This recipe makes about 16 bars, depending on how large you make your slices, so cut them into the size that you want for your family. Cutting 4 rows each way to get 16 bars is usually the perfect size snack for myself and my kids (though sometimes I eat two at once!).
Place the dates in a bowl, cover with water, and soak for 1 hour. Drain, pat dry, and remove pits.
Preheat the oven to 350 degrees F and grease an 8x8-inch square baking pan.
Place the oats into the bowl of a food processor and grind into a coarse flour, like the texture of instant oats. Add the baking powder, salt, flaxseeds, sesame seeds, eggs, almond butter, vanilla, and dates. Process until smooth, about 15-30 seconds.
Pour into the prepared pan and smooth with a spatula.
Sprinkle the blueberries over the top and press gently into the batter.
Bake for 32-35 minutes or until a cake tester inserted into the center of the pan comes out cleanly. Cover with foil for the last 10 minutes of baking to prevent the edges from browning too deeply.
Remove from oven and let cool completely on a wire rack before slicing.
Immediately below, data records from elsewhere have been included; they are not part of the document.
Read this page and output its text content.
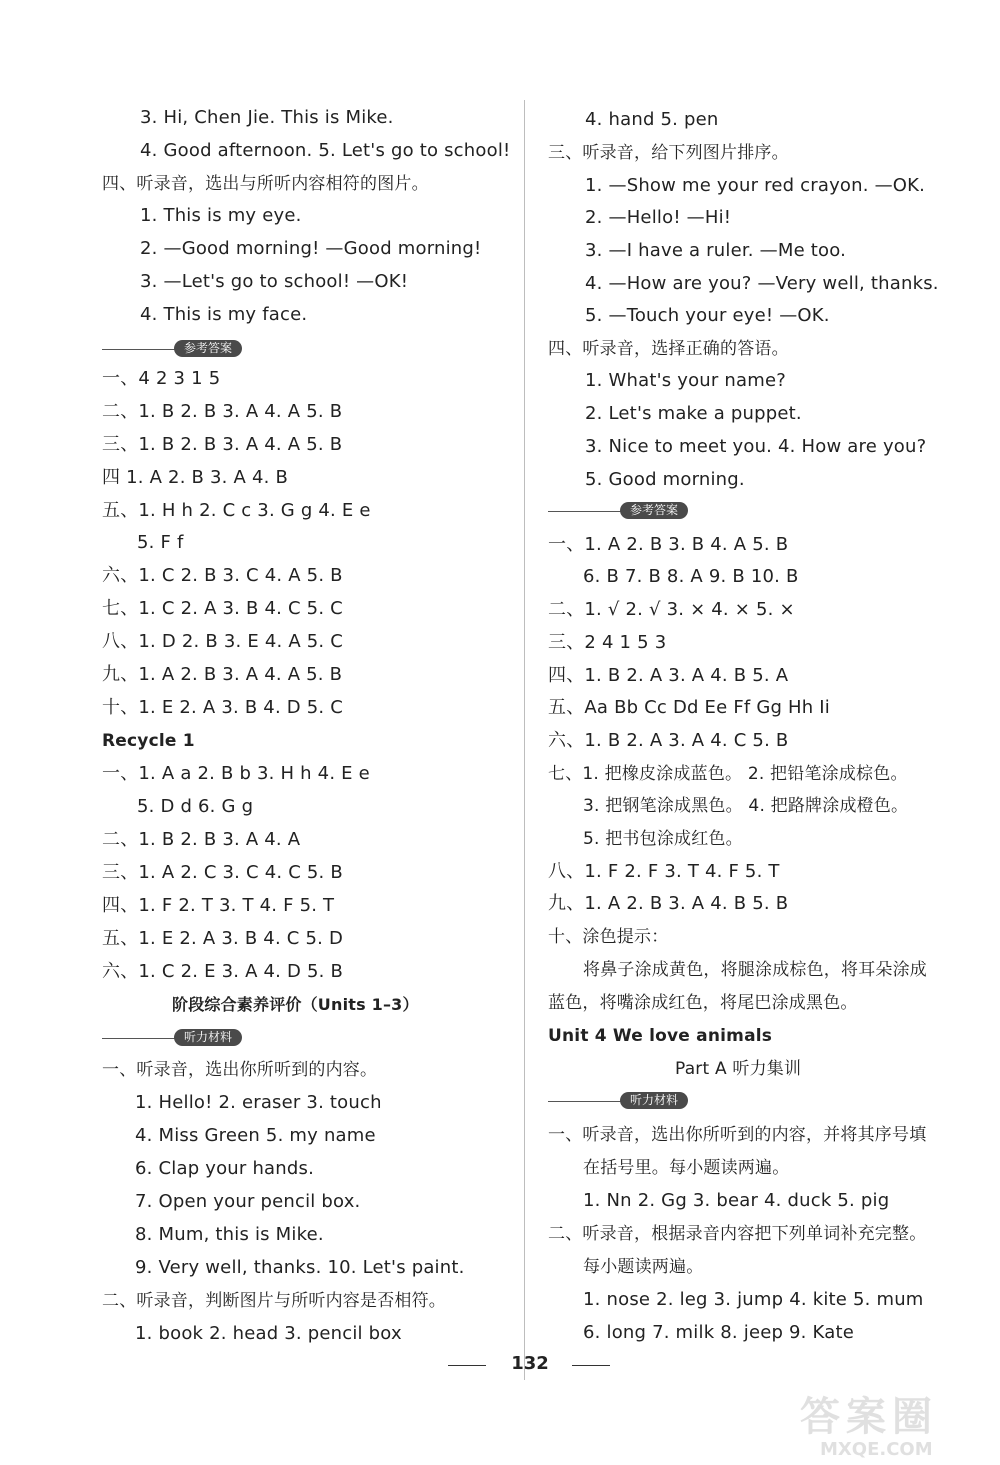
3. Hi, Chen Jie. This is Mike.
4. Good afternoon. 5. Let's go to school!
四、听录音，选出与所听内容相符的图片。
1. This is my eye.
2. —Good morning! —Good morning!
3. —Let's go to school! —OK!
4. This is my face.
参考答案
一、4 2 3 1 5
二、1. B 2. B 3. A 4. A 5. B
三、1. B 2. B 3. A 4. A 5. B
四 1. A 2. B 3. A 4. B
五、1. H h 2. C c 3. G g 4. E e
5. F f
六、1. C 2. B 3. C 4. A 5. B
七、1. C 2. A 3. B 4. C 5. C
八、1. D 2. B 3. E 4. A 5. C
九、1. A 2. B 3. A 4. A 5. B
十、1. E 2. A 3. B 4. D 5. C
Recycle 1
一、1. A a 2. B b 3. H h 4. E e
5. D d 6. G g
二、1. B 2. B 3. A 4. A
三、1. A 2. C 3. C 4. C 5. B
四、1. F 2. T 3. T 4. F 5. T
五、1. E 2. A 3. B 4. C 5. D
六、1. C 2. E 3. A 4. D 5. B
阶段综合素养评价（Units 1–3）
听力材料
一、听录音，选出你所听到的内容。
1. Hello! 2. eraser 3. touch
4. Miss Green 5. my name
6. Clap your hands.
7. Open your pencil box.
8. Mum, this is Mike.
9. Very well, thanks. 10. Let's paint.
二、听录音，判断图片与所听内容是否相符。
1. book 2. head 3. pencil box
4. hand 5. pen
三、听录音，给下列图片排序。
1. —Show me your red crayon. —OK.
2. —Hello! —Hi!
3. —I have a ruler. —Me too.
4. —How are you? —Very well, thanks.
5. —Touch your eye! —OK.
四、听录音，选择正确的答语。
1. What's your name?
2. Let's make a puppet.
3. Nice to meet you. 4. How are you?
5. Good morning.
参考答案
一、1. A 2. B 3. B 4. A 5. B
6. B 7. B 8. A 9. B 10. B
二、1. √ 2. √ 3. × 4. × 5. ×
三、2 4 1 5 3
四、1. B 2. A 3. A 4. B 5. A
五、Aa Bb Cc Dd Ee Ff Gg Hh Ii
六、1. B 2. A 3. A 4. C 5. B
七、1. 把橡皮涂成蓝色。 2. 把铅笔涂成棕色。
3. 把钢笔涂成黑色。 4. 把路牌涂成橙色。
5. 把书包涂成红色。
八、1. F 2. F 3. T 4. F 5. T
九、1. A 2. B 3. A 4. B 5. B
十、涂色提示：
将鼻子涂成黄色，将腿涂成棕色，将耳朵涂成
蓝色，将嘴涂成红色，将尾巴涂成黑色。
Unit 4 We love animals
Part A 听力集训
听力材料
一、听录音，选出你所听到的内容，并将其序号填
在括号里。每小题读两遍。
1. Nn 2. Gg 3. bear 4. duck 5. pig
二、听录音，根据录音内容把下列单词补充完整。
每小题读两遍。
1. nose 2. leg 3. jump 4. kite 5. mum
6. long 7. milk 8. jeep 9. Kate
132
答案圈
MXQE.COM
Slice into bars, place into an air tight container or a zip top bag, and store in the fridge for up to 5 days or in the freezer for up to 3 months.
Soak the dates to be sure they soften up nicely and are easy to blend.
Use fresh or frozen blueberries.
Sub in peanut butter or sunflower seed butter for the almond butter if desired.
Store the bars in an airtight container (or individually wrapped in plastic wrap) in the fridge for up to 5 days or in the freezer for up to 3 months. Thaw to serve.